Curtido por el sol y por el tiempo,
agrietado en la base de su tronco,
su ramaje se iba y regresaba
como si aquello que soñaban sus raíces
se volviera visible en cada una de sus hojas,
en sus tantísimos y tan macizos nudos.

Siendo yo un trepador profesional de árboles,
aventurero escalador, delfín rampante,
al ver éste así, tan intrincado,
tan orgullosamente árbol,
decidí –no sé por qué–
no poner una mano en él siquiera.

Esa tarde llovió. No fue una tormenta aparatosa. Sin embargo, en cierto momento, estando yo en mi recámara, la ventana toda se iluminó de pronto con un resplandor que me hizo caer de espaldas en mi cama. El trueno fue casi simultáneo. Calculé que el rayo no habría caído lejos. El río, pensé.

Al día siguiente regresé al árbol.
Sólo quedaba una deformidad bicéfala
carbonizada de tajo y sin aviso.

No fue su aislamiento a medio camino,
lejos del resto de los árboles, de las casas.
No fue su corpulencia;
no su elevación.

Fue su extraña asimetría dividiendo desde lejos el paisaje.
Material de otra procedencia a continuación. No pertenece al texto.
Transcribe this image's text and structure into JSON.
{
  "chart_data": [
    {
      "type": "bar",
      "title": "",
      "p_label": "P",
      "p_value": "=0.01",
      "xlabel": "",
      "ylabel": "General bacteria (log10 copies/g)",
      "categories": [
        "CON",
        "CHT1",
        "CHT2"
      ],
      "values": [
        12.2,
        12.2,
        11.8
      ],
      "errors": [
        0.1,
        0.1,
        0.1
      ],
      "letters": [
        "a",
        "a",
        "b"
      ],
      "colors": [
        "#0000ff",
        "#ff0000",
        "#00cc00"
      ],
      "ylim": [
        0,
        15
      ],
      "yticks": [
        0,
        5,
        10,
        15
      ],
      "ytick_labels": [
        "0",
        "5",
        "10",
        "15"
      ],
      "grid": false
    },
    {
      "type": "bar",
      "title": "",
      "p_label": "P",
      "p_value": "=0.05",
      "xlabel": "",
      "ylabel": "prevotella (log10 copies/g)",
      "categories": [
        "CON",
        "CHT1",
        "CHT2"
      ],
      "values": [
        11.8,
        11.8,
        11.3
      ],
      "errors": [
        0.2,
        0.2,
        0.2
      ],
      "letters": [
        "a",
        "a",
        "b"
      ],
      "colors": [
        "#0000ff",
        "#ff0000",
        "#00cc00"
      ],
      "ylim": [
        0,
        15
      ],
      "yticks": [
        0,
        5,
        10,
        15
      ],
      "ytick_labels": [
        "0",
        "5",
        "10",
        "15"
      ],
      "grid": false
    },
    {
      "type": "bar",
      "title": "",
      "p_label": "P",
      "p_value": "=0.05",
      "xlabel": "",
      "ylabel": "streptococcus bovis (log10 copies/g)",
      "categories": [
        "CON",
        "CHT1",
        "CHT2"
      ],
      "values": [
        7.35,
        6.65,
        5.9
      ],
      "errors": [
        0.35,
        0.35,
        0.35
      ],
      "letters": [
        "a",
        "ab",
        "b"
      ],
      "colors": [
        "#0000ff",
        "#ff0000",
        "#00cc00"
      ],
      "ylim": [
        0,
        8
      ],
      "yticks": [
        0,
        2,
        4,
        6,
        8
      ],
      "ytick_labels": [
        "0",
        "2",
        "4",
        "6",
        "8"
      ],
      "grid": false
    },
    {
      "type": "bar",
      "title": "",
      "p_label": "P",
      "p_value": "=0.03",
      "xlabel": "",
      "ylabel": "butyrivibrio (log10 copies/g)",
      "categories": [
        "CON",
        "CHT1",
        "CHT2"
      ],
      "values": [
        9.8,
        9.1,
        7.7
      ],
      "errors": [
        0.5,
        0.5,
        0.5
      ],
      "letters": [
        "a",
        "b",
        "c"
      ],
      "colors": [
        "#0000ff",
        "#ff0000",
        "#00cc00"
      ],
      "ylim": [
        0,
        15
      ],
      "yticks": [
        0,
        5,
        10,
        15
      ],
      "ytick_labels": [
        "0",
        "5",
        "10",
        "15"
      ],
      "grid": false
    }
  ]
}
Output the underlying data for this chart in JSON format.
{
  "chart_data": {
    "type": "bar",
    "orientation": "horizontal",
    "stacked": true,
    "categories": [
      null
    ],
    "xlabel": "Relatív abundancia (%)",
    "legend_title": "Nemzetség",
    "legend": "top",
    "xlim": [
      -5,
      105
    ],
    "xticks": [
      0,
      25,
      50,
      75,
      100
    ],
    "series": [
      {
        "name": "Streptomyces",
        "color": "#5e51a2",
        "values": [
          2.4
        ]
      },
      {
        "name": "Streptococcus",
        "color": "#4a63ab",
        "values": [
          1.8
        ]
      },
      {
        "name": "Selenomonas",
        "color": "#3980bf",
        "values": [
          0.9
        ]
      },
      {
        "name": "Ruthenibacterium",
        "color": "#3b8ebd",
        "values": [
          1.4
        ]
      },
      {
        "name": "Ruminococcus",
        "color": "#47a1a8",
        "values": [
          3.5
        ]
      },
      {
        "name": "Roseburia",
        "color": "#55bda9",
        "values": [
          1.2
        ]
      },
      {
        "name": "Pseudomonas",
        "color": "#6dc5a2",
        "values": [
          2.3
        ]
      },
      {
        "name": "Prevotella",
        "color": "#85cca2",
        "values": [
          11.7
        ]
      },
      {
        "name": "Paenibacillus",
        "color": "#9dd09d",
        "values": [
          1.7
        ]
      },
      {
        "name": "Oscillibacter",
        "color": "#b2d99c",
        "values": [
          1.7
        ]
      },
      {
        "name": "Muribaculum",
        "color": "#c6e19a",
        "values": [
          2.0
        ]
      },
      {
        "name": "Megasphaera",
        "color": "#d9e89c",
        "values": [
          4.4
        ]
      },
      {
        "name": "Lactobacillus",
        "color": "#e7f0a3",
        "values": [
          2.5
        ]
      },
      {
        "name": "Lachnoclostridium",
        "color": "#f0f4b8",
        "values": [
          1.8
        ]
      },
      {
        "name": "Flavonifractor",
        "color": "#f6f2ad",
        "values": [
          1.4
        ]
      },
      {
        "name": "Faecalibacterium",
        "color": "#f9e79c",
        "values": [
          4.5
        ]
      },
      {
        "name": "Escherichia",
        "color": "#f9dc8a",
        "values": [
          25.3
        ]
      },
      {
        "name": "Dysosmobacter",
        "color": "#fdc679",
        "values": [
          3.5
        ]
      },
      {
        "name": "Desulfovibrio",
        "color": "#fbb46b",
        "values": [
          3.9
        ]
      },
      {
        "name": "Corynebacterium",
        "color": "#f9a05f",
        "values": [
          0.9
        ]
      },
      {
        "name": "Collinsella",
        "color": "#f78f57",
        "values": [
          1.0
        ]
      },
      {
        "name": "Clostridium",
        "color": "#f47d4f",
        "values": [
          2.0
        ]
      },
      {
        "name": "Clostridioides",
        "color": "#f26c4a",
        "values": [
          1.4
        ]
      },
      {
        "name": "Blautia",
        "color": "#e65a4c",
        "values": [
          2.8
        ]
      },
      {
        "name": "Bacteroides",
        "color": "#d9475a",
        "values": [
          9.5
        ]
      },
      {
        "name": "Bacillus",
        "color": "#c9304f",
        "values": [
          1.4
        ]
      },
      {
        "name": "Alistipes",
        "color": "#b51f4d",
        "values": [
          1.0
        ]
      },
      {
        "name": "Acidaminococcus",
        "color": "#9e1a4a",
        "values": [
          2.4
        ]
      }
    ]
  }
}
Eso lo hacía un referente para todos.
Eso lo hacía el centro, la raíz de cuanto lo rodeaba.

El cielo incluido.




El león

I

(2004 d. de C.)

La historia está repleta de su nombre,
indisoluble símbolo que encierra
la noción de un cuadrúpedo que aterra
en cuanto más la realidad asombre.

Regio sobre el metal de su renombre,
intemporal como la fe y la guerra,
su mito ha recorrido de la tierra
lo que ha tocado y trastocado el hombre.

Sarcófagos, escudos, monumentos
de mármol y de bronce, polvorientos
grabados, templos, astros, un vedado

sueño, la magia y la literatura
dilatan y prodigan su figura.
Los siglos son su auténtico reinado.





II

(24 a. de C.)

El ámbar de los ojos, la serena
pisada, el resoplido poderoso
de las fauces, las zarpas en reposo,
la salvaje y enfática melena...

Diez pasos le permite la cadena
fijada al pie. La oscuridad del foso
es perfecta, fatal. Arriba, el coso
reclama que comience la faena.

Un hombre armado con escudo y lanza
será el ejecutor de la matanza.
Se abre el postigo. El animal asoma.

En sus ojos no hay cólera ni pena.
Hay una imagen: la precisa arena
y en las gradas el público de Roma.





III

(2004 a. de C.)

La zancada es magnífica, certera.
La pendiente del monte no es un serio
obstáculo. Su instinto, su criterio,
lo empuja a remontar por la ladera.

Detrás de sí, cortando la pradera,
viene un hombre. Esta vez es un sumerio.
Luego serán los persas, el imperio
egipcio, China, Grecia, Roma entera...

Tres continentes tras sus huellas. Vanas
serán sus evasiones. En lejanas
regiones correrá la misma suerte.

Morirá muchas veces. La sentencia
abarca el porvenir: su descendencia.
La historia está repleta de su muerte.